In rax, we insert the syscall number for sys_write: 1

rdi: The file descriptor for stdout, defined by POSIX) to be 1

rsi: a pointer to the buffer we write from. Here, we see the lea instruction for "load effective address", and the right hand value is a label msg that is defined at the bottom of the file:

msg:
  .ascii  "Hello, world!\n"

Finally, in rdx we put in 14, the length of the buffer. It is not runtime known, since there is no runtime!

With all of these loaded into the appropriate registers,

syscall

Executes sys_write and writes the contents of the memory buffer to stdout.

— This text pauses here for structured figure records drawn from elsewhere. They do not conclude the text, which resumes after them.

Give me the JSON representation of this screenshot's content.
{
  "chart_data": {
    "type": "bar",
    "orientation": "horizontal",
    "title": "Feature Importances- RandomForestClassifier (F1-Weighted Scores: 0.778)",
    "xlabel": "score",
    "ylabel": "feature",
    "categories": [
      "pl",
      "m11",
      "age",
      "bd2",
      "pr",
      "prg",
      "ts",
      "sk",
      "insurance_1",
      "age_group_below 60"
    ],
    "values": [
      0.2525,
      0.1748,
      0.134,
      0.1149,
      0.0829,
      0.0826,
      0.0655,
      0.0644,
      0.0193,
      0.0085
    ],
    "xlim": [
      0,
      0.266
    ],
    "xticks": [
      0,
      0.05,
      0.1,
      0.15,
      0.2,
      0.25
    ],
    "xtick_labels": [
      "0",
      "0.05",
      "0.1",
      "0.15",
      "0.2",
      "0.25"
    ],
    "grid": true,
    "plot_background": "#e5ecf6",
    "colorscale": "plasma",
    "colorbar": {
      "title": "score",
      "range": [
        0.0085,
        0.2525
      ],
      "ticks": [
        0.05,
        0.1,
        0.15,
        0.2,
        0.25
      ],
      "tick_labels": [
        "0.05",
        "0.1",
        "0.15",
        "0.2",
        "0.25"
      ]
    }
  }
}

The remaining three lines:

xor     rdi, rdi
mov     rax, 60
syscall

Might be familiar; we're loading something into rdi and calling sys_exit (60), just like the first example. In this case though, we're xoring rdi with itself, which is the same thing as setting it to 0: the success code.

And that's it!

Coda:

My intention from here was to find exactly where the zig compiler emits these exact instructions. And it does do that, sort of... I mean, it has to, because these are the instructions to do this operation on x86. You may have noticed, too, that the pertinent registers figure prominently in the syscall3 inline asm from above... rax, rdi, rdx, and rsi:

// ...
        : [number] "{rax}" (@enumToInt(number)),
          [arg1] "{rdi}" (arg1),
          [arg2] "{rsi}" (arg2),
          [arg3] "{rdx}" (arg3)
// ...

But as alluded to earlier, even here at this lowest of levels (I mean, this is almost machine code, right?) there is flexibility for the compiler to be creative. And I suppose the specifics of the compiler's output from this command:

$ zig build-exe hello.zig -femit-asm --strip --single-threaded --release-small

are in the end a bit extraneous to my ultimate point, which is that even hello world is complicated.

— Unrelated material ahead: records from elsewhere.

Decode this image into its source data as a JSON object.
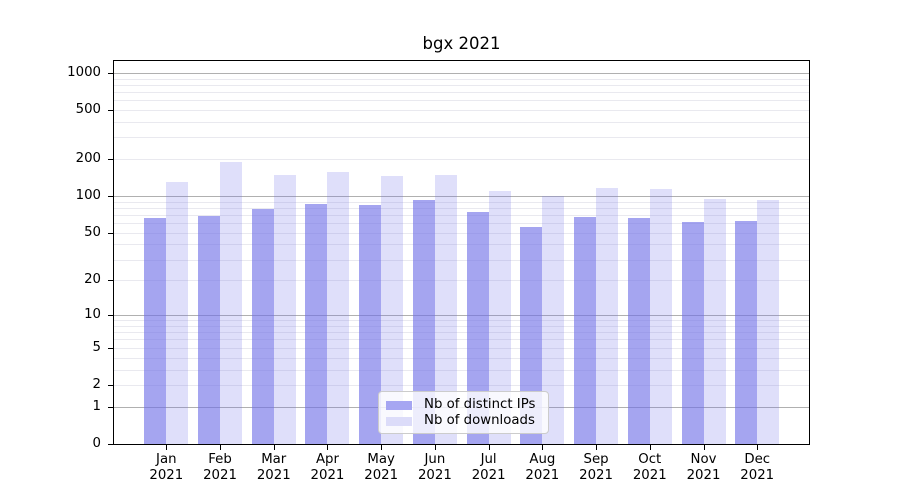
{
  "title": "bgx 2021",
  "chart_data": {
    "type": "bar",
    "title": "bgx 2021",
    "categories": [
      "Jan 2021",
      "Feb 2021",
      "Mar 2021",
      "Apr 2021",
      "May 2021",
      "Jun 2021",
      "Jul 2021",
      "Aug 2021",
      "Sep 2021",
      "Oct 2021",
      "Nov 2021",
      "Dec 2021"
    ],
    "series": [
      {
        "name": "Nb of distinct IPs",
        "values": [
          66,
          69,
          78,
          86,
          85,
          92,
          74,
          56,
          67,
          66,
          61,
          62
        ],
        "fill": "rgba(110,110,231,0.62)",
        "legend_swatch": "#a6a6f2"
      },
      {
        "name": "Nb of downloads",
        "values": [
          130,
          190,
          149,
          158,
          146,
          149,
          111,
          100,
          116,
          115,
          94,
          93
        ],
        "fill": "rgba(110,110,231,0.22)",
        "legend_swatch": "#dcdcf9"
      }
    ],
    "yscale": "log1p",
    "ylim": [
      0,
      1270
    ],
    "yticks": [
      0,
      1,
      2,
      5,
      10,
      20,
      50,
      100,
      200,
      500,
      1000
    ],
    "grid": true,
    "legend_position": "lower center"
  },
  "colors": {
    "background": "#ffffff",
    "axis": "#000000",
    "major_grid": "#b0b0b0",
    "minor_grid": "#e9e9ef",
    "legend_border": "#cccccc",
    "legend_bg": "rgba(255,255,255,0.8)",
    "bar_dark": "#a6a6f2",
    "bar_light": "#dcdcf9"
  }
}
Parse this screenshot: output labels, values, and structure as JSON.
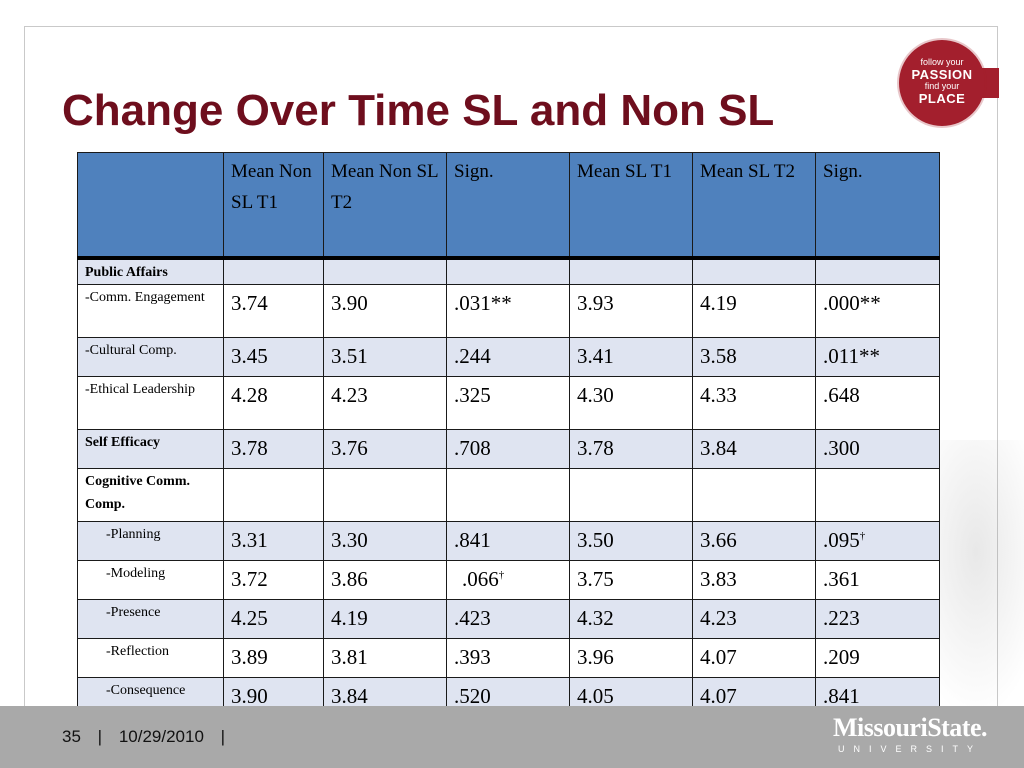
{
  "title": "Change Over Time SL and Non SL",
  "badge": {
    "line1": "follow your",
    "line2": "PASSION",
    "line3": "find your",
    "line4": "PLACE"
  },
  "table": {
    "headers": [
      "",
      "Mean Non SL T1",
      "Mean Non SL T2",
      "Sign.",
      "Mean SL T1",
      "Mean SL T2",
      "Sign."
    ],
    "rows": [
      {
        "label": "Public Affairs",
        "cells": [
          "",
          "",
          "",
          "",
          "",
          ""
        ]
      },
      {
        "label": "-Comm. Engagement",
        "cells": [
          "3.74",
          "3.90",
          ".031**",
          "3.93",
          "4.19",
          ".000**"
        ]
      },
      {
        "label": "-Cultural Comp.",
        "cells": [
          "3.45",
          "3.51",
          ".244",
          "3.41",
          "3.58",
          ".011**"
        ]
      },
      {
        "label": "-Ethical Leadership",
        "cells": [
          "4.28",
          "4.23",
          ".325",
          "4.30",
          "4.33",
          ".648"
        ]
      },
      {
        "label": "Self Efficacy",
        "cells": [
          "3.78",
          "3.76",
          ".708",
          "3.78",
          "3.84",
          ".300"
        ]
      },
      {
        "label": "Cognitive Comm. Comp.",
        "cells": [
          "",
          "",
          "",
          "",
          "",
          ""
        ]
      },
      {
        "label": "-Planning",
        "cells": [
          "3.31",
          "3.30",
          ".841",
          "3.50",
          "3.66",
          ".095"
        ]
      },
      {
        "label": "-Modeling",
        "cells": [
          "3.72",
          "3.86",
          ".066",
          "3.75",
          "3.83",
          ".361"
        ]
      },
      {
        "label": "-Presence",
        "cells": [
          "4.25",
          "4.19",
          ".423",
          "4.32",
          "4.23",
          ".223"
        ]
      },
      {
        "label": "-Reflection",
        "cells": [
          "3.89",
          "3.81",
          ".393",
          "3.96",
          "4.07",
          ".209"
        ]
      },
      {
        "label": "-Consequence",
        "cells": [
          "3.90",
          "3.84",
          ".520",
          "4.05",
          "4.07",
          ".841"
        ]
      }
    ],
    "dagger": "†"
  },
  "footer": {
    "page": "35",
    "separator": "|",
    "date": "10/29/2010"
  },
  "logo": {
    "name": "MissouriState.",
    "sub": "UNIVERSITY"
  },
  "colors": {
    "title": "#6e0e1d",
    "header": "#4f81bd",
    "tint_row": "#dfe4f1",
    "badge": "#a31f2d",
    "footer": "#a9a9a9"
  }
}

It is, canonically, the "simplest" program you can write, and yet it is built on top of heaps of abstracted complexity that for the most part, none of us ever really think about all that much. Do you remember the first time you heard some systems engineer refer to C as a high level langauge? Did it sound weird? Do you remember the first time you realized that it actually is a high level language?

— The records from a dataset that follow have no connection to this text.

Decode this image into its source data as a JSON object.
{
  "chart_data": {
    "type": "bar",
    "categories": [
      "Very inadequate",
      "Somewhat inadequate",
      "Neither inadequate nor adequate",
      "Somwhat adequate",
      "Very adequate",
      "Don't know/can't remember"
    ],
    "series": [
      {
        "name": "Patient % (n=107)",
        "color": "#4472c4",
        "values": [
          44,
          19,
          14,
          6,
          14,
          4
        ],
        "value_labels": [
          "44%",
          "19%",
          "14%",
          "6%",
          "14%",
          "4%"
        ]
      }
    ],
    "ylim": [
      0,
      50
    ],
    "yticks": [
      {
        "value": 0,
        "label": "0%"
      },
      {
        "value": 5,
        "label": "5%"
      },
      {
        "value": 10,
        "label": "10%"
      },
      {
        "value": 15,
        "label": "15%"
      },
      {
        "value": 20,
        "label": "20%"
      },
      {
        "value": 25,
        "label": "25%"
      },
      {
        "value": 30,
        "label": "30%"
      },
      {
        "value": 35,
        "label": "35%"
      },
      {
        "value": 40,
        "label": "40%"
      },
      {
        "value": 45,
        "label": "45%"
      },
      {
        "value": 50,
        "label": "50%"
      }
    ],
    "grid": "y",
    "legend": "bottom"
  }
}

As programmers, our sharpest tool is abstraction, our strongest tool is abstraction, and our most useful tool is abstraction. It is in some sense the only thing we really do: turn information and transformations upon information into other forms of meta information that we manipulate with even more abstractions. The whole idea is that we deal with emergent complexity and then tuck it neatly beneath an interface of some sort and then don't ever think about it again until we have to. But it's still there, bubbling under the crust of the world we're continuously saying hello to, and it's worth it sometimes to dig down a little deeper and marvel at the gems.